South Korea Curbs Prosecutors’ Powers in Landmark Reform Vote

SEOUL – South Korea’s parliament approved sweeping legislation Friday stripping prosecutors of their investigative authority, creating a dedicated indictment agency while shifting probes to a new body, a reform the government champions as a bulwark against political weaponization of the nation’s potent prosecutorial arm.

President Lee Jae Myung’s liberal Democratic Party framed the bill as vital to severing unchecked powers long accused of shielding allies and targeting foes. The vote enshrines a decades-old push accelerated by scandals around ex-prosecutor Yoon Suk Yeol, whose December 2024 martial law bid – after leveraging the office for his presidency – crystallized demands to dismantle it.

Reform gained steam amid charges that prosecutors bent laws for political gain, eroding democratic safeguards. “The point of the reform was to correct a shameful history of prosecutors changing the standard of the law to suit their political advantage,” said Park Eun-jung, ex-prosecutor and Rebuilding Korea Party lawmaker.

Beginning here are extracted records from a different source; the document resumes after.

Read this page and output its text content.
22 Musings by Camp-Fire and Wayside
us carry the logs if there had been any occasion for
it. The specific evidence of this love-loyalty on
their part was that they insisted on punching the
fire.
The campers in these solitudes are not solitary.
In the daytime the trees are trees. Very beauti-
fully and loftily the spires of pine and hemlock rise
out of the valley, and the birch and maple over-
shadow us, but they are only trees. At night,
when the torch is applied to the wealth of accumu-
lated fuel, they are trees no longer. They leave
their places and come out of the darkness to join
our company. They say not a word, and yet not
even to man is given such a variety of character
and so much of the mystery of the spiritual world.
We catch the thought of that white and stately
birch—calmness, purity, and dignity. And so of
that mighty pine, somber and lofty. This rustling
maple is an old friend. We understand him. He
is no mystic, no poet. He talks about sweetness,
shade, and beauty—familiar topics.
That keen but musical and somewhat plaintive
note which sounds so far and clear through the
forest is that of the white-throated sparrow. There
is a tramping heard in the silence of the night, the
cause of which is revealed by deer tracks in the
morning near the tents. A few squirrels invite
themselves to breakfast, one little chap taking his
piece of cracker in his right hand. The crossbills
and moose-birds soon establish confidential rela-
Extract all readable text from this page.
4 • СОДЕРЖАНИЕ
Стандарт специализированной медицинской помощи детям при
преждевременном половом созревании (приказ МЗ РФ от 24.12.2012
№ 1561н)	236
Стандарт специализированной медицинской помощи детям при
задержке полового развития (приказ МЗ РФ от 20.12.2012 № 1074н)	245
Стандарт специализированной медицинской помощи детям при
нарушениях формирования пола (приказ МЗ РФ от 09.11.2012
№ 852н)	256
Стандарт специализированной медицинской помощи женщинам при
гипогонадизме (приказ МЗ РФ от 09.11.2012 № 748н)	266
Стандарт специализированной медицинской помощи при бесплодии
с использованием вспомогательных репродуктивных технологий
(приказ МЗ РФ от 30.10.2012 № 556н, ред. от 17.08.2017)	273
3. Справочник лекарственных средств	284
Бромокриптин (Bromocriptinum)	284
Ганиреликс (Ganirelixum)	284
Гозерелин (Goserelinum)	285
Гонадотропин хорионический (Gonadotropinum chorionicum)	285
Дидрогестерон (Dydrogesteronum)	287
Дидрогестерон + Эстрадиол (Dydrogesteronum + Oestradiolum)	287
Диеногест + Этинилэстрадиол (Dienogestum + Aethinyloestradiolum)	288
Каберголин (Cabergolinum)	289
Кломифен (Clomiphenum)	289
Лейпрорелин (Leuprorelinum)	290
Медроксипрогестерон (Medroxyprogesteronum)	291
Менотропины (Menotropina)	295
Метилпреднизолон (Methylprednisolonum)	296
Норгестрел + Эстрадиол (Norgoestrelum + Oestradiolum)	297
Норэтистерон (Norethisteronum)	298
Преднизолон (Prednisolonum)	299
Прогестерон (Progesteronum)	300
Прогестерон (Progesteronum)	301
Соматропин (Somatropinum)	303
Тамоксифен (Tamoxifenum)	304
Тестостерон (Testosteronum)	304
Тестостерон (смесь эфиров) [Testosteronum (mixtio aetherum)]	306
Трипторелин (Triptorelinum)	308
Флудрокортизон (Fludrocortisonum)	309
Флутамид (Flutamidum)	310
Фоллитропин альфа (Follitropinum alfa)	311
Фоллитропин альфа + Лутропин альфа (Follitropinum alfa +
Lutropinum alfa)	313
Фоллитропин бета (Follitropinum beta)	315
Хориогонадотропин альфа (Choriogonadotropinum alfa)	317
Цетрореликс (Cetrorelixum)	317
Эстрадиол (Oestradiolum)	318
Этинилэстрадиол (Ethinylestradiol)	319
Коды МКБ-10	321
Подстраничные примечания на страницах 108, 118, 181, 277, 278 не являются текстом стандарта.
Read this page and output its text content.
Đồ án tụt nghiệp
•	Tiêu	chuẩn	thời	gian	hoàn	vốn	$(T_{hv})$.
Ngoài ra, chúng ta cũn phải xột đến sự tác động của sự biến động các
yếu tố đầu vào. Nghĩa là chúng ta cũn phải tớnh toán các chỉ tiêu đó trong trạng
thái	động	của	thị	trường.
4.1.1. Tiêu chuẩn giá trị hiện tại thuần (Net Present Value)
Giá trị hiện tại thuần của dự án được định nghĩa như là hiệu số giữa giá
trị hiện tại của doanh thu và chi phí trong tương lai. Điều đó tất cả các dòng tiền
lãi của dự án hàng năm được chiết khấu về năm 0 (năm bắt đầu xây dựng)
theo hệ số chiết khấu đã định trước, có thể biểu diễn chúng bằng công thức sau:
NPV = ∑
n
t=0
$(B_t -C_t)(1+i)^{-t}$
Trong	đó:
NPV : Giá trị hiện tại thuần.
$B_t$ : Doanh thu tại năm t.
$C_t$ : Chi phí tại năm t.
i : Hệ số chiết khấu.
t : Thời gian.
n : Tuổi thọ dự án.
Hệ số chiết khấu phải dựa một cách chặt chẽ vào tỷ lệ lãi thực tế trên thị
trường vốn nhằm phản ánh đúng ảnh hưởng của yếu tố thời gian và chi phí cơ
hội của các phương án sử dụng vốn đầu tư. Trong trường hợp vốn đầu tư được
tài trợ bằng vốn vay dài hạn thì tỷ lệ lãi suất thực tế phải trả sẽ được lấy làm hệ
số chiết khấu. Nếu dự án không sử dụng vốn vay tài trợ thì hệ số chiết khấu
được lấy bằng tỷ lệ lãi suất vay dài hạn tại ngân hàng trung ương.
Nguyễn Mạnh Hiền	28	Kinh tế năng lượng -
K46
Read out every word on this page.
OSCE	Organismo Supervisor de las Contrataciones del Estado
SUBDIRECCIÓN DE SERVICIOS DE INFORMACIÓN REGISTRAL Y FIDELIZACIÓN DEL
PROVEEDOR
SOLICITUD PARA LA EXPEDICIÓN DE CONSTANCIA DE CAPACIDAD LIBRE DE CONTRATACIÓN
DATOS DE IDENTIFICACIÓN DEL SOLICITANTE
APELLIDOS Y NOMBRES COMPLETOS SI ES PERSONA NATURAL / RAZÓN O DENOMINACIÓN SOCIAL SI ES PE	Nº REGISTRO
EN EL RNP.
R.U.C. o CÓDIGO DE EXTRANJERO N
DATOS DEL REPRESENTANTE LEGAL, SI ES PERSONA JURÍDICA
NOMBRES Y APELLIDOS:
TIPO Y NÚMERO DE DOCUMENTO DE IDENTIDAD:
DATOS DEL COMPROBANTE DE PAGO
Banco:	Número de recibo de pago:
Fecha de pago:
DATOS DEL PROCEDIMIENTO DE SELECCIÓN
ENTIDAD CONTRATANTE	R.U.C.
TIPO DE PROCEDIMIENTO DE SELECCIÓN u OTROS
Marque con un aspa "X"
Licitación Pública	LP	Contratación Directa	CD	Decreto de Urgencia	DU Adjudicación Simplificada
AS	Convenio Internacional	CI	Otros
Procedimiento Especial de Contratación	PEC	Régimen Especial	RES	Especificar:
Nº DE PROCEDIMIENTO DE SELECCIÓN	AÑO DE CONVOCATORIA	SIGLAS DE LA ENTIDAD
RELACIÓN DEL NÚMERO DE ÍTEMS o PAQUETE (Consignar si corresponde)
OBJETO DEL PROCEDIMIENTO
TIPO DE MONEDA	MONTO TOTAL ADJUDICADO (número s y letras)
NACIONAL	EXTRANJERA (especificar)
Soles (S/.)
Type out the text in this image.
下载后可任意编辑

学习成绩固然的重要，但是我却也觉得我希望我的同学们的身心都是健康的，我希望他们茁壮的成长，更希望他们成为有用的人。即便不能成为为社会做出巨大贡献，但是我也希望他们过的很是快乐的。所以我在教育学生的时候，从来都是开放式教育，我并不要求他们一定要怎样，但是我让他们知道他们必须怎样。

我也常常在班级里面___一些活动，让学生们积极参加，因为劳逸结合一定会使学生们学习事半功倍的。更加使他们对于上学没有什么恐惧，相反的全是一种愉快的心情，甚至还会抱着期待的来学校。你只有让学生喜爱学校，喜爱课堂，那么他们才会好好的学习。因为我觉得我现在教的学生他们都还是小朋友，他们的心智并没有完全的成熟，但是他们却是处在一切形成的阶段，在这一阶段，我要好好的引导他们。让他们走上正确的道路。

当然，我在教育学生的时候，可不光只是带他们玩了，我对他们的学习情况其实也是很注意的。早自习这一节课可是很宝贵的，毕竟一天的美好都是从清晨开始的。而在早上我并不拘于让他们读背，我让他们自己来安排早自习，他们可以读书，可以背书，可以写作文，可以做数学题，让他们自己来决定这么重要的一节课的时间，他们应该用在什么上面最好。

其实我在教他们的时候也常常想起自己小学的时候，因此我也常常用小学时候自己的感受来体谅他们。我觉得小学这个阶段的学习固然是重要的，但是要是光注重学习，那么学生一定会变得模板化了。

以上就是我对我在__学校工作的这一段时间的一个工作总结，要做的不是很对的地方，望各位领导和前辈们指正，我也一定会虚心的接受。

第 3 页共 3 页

Conservatives mounted a failed filibuster, warning the split could hobble oversight and empower the ruling bloc. Korea University’s Choi Jin-a cautioned it might erode prosecutorial neutrality, rendering police and prosecutors more politically pliable.

Proponents countered that dispersing authority prevents monopolies. “In democracy, no function is controlled by one group, and power works for the people through dispersion and checks,” asserted former Democratic lawmaker Choe Kang-wook.